16 Eylül 2016 Cuma

BİR HAYAT BİN BİR ANI




ANI 78

16 Eylül 2016

Milenyum ,milenyum diye büyük beklentilerle karşılanan 2000 yılına Avusturalya Brisbanede girdim.
Kanguru benim için en enteresan hayvandı  ,hiç görmemiştim. Kesesinde yavrusuyla o kadar sıçraması büyüleyiciydi.
Emekli ikramiyem den kalan son parçayı Avusturalyada yemeye karar verdim.
Dil kursuna yazıldım.
 İşte Avusturalyaya giderken bir gece konakladığım  Singapura yaptığım uçak yolculuğu hayatımdaki en uzun yolculuktur.

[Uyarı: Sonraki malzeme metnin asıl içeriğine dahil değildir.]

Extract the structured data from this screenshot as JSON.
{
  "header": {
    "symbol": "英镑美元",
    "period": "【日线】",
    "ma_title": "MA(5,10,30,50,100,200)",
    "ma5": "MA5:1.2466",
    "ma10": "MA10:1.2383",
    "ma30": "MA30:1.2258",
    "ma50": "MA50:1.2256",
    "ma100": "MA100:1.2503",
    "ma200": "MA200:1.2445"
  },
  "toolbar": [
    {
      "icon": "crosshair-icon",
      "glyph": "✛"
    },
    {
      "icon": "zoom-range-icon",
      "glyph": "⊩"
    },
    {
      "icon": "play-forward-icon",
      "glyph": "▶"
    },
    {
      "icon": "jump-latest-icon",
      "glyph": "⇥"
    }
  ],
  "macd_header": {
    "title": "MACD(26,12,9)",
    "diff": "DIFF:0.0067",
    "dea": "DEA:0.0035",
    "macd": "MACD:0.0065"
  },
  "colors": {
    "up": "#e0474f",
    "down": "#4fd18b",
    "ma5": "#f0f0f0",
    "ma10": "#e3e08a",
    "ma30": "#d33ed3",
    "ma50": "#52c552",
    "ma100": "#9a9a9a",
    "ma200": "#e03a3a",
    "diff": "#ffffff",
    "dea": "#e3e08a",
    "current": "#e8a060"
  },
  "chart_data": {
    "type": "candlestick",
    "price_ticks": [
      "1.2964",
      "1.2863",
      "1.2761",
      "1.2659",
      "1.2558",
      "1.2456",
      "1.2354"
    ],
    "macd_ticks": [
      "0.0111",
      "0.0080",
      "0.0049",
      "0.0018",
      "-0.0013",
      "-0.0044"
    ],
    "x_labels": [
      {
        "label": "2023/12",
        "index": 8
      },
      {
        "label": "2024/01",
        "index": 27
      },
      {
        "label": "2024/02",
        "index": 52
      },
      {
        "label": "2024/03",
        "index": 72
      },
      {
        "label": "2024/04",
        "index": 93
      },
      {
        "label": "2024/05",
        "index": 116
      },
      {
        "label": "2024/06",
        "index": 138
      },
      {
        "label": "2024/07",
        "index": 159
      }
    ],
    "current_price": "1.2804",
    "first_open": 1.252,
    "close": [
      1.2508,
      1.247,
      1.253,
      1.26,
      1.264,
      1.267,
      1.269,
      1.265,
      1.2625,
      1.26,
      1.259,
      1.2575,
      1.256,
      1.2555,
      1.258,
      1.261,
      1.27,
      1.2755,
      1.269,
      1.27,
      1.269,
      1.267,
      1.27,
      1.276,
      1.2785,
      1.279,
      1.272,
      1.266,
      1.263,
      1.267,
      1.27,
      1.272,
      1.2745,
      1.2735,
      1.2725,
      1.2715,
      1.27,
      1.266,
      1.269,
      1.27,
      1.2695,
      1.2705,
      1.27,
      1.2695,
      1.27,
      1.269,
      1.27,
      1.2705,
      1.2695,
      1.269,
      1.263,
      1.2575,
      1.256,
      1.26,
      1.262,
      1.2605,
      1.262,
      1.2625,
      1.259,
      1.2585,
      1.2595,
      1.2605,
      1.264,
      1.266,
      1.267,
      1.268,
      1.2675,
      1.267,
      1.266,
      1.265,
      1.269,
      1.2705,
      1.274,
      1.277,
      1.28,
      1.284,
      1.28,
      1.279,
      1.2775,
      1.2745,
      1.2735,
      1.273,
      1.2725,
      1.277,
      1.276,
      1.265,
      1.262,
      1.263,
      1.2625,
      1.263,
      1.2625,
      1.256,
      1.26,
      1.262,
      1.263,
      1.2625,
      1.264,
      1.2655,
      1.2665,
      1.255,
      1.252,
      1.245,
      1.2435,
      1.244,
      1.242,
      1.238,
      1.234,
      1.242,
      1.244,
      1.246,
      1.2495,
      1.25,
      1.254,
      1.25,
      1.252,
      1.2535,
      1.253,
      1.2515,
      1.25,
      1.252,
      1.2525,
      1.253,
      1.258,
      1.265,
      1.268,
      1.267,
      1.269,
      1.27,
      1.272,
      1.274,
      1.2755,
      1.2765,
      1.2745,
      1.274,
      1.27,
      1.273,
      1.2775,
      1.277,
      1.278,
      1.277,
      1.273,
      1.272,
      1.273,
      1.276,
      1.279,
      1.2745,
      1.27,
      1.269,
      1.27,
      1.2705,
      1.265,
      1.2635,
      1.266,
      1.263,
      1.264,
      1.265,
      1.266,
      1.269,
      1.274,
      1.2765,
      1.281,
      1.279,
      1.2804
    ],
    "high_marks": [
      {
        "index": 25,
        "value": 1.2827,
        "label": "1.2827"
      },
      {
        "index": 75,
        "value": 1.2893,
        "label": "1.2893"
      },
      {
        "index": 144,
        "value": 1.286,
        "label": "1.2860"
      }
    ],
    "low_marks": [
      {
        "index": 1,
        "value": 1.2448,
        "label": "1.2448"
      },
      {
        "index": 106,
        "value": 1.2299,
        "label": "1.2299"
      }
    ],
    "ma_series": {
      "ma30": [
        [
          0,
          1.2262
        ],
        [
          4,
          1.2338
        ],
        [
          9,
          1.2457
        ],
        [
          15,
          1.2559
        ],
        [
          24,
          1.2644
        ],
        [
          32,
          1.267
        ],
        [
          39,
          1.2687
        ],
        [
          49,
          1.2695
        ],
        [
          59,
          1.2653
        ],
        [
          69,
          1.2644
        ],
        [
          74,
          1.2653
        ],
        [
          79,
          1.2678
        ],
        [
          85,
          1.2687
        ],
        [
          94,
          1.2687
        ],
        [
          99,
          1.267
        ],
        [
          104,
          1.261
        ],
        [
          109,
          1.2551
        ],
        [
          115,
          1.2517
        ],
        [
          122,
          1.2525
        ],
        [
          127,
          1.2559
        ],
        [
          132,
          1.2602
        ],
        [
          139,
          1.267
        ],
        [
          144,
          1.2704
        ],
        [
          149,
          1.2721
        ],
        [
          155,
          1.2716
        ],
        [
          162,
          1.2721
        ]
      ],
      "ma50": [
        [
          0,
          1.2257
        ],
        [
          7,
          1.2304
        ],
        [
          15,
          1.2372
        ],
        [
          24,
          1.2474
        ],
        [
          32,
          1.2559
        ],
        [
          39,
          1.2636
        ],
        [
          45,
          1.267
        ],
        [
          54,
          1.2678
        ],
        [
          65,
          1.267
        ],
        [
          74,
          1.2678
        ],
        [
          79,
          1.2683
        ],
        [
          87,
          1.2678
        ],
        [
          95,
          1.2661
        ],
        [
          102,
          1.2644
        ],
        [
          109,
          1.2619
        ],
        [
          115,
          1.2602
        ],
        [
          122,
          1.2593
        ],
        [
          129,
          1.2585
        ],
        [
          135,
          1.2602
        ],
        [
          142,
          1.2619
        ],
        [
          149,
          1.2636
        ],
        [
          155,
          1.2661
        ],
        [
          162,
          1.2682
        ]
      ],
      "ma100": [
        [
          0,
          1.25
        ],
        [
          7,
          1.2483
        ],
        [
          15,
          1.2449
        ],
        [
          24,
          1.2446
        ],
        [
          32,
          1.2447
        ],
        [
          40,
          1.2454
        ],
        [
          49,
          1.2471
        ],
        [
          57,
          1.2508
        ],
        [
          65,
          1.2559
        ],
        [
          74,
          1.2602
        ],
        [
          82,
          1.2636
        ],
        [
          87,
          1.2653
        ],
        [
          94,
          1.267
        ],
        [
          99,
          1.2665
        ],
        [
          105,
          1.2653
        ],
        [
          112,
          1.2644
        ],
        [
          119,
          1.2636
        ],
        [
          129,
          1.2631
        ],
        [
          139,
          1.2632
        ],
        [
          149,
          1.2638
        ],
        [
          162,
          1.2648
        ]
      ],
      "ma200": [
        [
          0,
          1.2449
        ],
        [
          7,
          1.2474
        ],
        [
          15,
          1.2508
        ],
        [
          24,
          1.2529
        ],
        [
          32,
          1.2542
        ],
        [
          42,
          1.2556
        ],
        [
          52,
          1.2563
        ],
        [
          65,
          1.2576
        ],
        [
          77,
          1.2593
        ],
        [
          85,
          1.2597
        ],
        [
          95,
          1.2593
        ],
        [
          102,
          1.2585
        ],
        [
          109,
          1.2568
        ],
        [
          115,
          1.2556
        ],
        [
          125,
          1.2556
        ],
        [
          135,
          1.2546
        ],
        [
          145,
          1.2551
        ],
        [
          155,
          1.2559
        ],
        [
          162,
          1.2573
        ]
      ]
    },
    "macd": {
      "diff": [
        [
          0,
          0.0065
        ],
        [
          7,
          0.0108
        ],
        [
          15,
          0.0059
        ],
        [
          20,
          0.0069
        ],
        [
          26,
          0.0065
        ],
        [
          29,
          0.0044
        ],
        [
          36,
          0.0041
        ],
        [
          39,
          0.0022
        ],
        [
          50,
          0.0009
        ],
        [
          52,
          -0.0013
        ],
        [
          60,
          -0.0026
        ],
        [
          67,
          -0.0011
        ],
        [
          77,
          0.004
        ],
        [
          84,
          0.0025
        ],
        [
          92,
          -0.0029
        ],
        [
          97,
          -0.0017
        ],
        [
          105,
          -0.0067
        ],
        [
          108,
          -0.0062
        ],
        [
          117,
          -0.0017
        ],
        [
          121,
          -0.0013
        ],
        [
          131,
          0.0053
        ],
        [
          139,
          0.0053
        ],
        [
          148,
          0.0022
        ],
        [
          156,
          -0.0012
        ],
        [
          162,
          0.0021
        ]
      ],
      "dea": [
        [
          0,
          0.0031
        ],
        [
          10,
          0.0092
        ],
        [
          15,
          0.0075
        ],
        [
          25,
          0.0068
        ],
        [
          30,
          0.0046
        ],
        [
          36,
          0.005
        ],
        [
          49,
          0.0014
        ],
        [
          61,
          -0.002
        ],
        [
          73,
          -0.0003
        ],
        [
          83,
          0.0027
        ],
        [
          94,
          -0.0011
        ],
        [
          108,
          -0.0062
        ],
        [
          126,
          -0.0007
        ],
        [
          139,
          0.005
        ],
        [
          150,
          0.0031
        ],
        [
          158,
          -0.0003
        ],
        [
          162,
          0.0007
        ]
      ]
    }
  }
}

Yaklaşık  on bir saat uçtuktan sonra Singapura vardık. Saat farkı nedeniyle  bir gün atlanmış oldu .
Singapur hava yolları şimdiye dek uçtuğum en konforlu uçak.
Hem korkudan hem yol uzunluğundan şiddetli baş ağrısı çekmiştim.
Hostesler şevkatle buharları tüten ıslak havlu taşıyarak  burnumu nemlendirmeye baş ağrımı almaya çalıştılar. Koltuklar geriye yaslandığında neredeyse yatak oluyordu ,yemekler nefisti..
Singapura inince hava yolu şirketi bizi bir otele götürdü.
Singapurun yanıyor olması gerekiyordu ama sabah kalktığımda oda serindi, hiç korktuğum gibi değilmiş diyip balkon kapıısnı açtım bir hamam buharı, sauna sıcaklığında suratıma çarptı.  Hiç faretmemiştim tüm gece odada sessiz çalışan klimayı. Bu korkunç ısıda hiç çıkmasammı diye düşündüm ama tüm gün otelde kalmak anlamsızdı.
Kahvalıda ilk kez balık ürünleri görüyordum benim için mide bulandırıcıydı ama konaklıyanların yarısı uzak doğulu olunca açık büfede  ot bulmacından suşiye kadar her şey vardı.
Yaklaşık on saatim vardı.
Önce Santosa adasına gittim. Diğer ulaşım yollarını bilemediğimden yükseklik korkuma iyi gelen telefirikle gittim adaya.
İş işten geçtikten sonra hem kara yolu hem deniz yoluylada gidiş olduğunu öğrendim. Hem pahalı hem beni korkutan yolu seçtiğim daha doğrusu aksanlarını anyamadığımdan içine düştüğüm bu seçenekten dolayı canım sıkkındı.
Ada çok eğlenceliydi.
Bir küçük müzesi ve yarısı balık yarısı ejderha figürleri vardı ,rengarenk bir adaydı.
Neşem yerine gelmişti tüm adanın tüm etkinliklerini gezdiğimi düşünmüştüm ama yerda döndüğümde. Tüh orada dünyanın en büyük akvaryumu vardı nasıl görmeden geldin dediler.
Muhattap olduğum hiçbir Singapurlunun dediğini anlayamadım, hayatımda duyduğum en kötü İngilizce aksanıydı konuştukları .Bir süre sonra insanlarla konuşmayı bıraktım. İngilizce resmi dillerinden biriymiş Singapurun.
Hayatımda gördüğüm en temiz tuvaletler  Singapurdaydı,evet söylelenler doğruymuş tuvaletler kullanıldıktan hemen sonra bir görevli içeri girip kontrol ediyor.
Birkaç saatimi adada geçirdikten sonra Orcdid streetteki mağzaları gezdim çok büyük,çok teknolojik ve sevimsizlerdi ama caddede beş dakika  bulunduktan sonra illaki bir alış veriş merkezine gidip klimayla serinlemek gerekiyor.

Singapur şehir devletini bir günde gezmeye çalışmıştım ,anılarımda dünyanın en temiz ülkesi olarak kaldı.